Elected officials should be cautious about emergency designations, which exempt spending from budget caps and should be reserved for projects that are sudden, urgent, necessary, unexpected and temporary.

That designation for fighting wildfires certainly seems questionable. Policymakers have long under-budgeted for such disaster-related work and then used the resulting shortfall to get around budget caps.

On the southern border, Washington should respond quickly to legitimate humanitarian concerns. Much of what the President is asking for, however, seems to go beyond temporary needs and should be handled through regular appropriations.


A Short-Term Gimmick for Highway Funding

The House Ways and Means Committee and Senate Finance Committee approved similar plans last Thursday to transfer $10 billion in general revenues to the Highway Trust Fund.

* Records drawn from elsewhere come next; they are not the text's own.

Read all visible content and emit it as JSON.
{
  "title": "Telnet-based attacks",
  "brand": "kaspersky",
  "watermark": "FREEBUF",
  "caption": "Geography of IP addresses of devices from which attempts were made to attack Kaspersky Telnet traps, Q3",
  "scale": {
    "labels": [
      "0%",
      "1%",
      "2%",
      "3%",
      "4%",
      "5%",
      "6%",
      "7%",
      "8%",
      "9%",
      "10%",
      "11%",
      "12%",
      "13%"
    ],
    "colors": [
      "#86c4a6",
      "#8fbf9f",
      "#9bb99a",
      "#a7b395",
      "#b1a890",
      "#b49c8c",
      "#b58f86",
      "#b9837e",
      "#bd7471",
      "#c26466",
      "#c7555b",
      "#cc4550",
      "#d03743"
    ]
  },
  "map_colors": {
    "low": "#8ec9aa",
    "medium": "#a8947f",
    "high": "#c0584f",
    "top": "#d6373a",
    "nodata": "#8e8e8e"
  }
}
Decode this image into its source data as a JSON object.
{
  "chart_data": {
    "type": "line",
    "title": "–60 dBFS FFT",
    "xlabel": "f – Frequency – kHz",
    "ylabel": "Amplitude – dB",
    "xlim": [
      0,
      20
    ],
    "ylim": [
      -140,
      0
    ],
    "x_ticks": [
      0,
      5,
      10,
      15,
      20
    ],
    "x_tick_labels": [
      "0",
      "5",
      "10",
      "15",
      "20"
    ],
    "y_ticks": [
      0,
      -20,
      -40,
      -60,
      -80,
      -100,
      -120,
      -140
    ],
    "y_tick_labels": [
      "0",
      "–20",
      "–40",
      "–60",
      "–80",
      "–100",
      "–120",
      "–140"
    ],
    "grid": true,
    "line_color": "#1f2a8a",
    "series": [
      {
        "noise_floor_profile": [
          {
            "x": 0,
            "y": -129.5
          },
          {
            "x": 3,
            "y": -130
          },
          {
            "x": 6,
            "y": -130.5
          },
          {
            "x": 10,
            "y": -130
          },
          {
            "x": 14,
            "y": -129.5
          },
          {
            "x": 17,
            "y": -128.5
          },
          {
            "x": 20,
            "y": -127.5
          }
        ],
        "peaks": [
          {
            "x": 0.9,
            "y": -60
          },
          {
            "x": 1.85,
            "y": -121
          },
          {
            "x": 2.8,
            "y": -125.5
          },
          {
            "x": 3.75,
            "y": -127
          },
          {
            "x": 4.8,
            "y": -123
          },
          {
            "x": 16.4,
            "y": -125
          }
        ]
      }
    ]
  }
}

Unfortunately, both plans rely on “pension smoothing,” a gimmick that was used in the 2012 transportation bill that could later worsen federal deficits.

The Transportation Department plans to begin cutting payments for state transportation projects next month unless Congress fixes the trust fund.

The White House has come out in support of the House plan, but also criticized lawmakers for failing to find a long-term solution to highway funding.

Rather than pay for a solution with legitimate offsets, some lawmakers want to let corporations reduce their tax-deductible contributions to pension funds. In the short run, this would increase federal revenue. Later, however, the corporations might well need to increase pension contributions, reducing federal revenue. 

In another short-sighted decision last week, the House voted to permanently extend “bonus depreciation,” an expired tax provision that gives companies larger upfront deductions on certain capital investments. According to congressional staff estimates, this would cost the government $287 billion in lost revenue over 10 years. 

Improper Payments Are Down But Still Troubling

The government made an estimated $105.7 billion in improper payments last year, including $62.2 billion for health care, the Government Accountability Office (GAO) says.

Beryl Davis, a GAO official, discussed the problem before a House sub-committee last week. Officials from the Office of Management and Budget, IRS, Defense, and Health and Human Services also testified.

Administration efforts to correct the problems have reduced improper payments from their $121 billion peak in 2010. Further improvements, however, are clearly needed.

The government, excluding Defense, has an overall error rate of 4 percent. In health care, the GAO says, error rates were 5.8 percent for Medicaid, 9.5 percent for Medicare Advantage, and 10.1 percent for Medicare fee-for-service.

“It is important to note that reported improper payment estimates may or may not represent a loss to the government," Davis said. "For example, errors consisting of insufficient or lack of documentation for a payment are included in the improper payment estimates."

The Pentagon’s Inspector General found that defense agencies are still allowing themselves to be significantly overcharged. For instance, the Pentagon paid $8,123 each for helicopter gears that should have cost $445.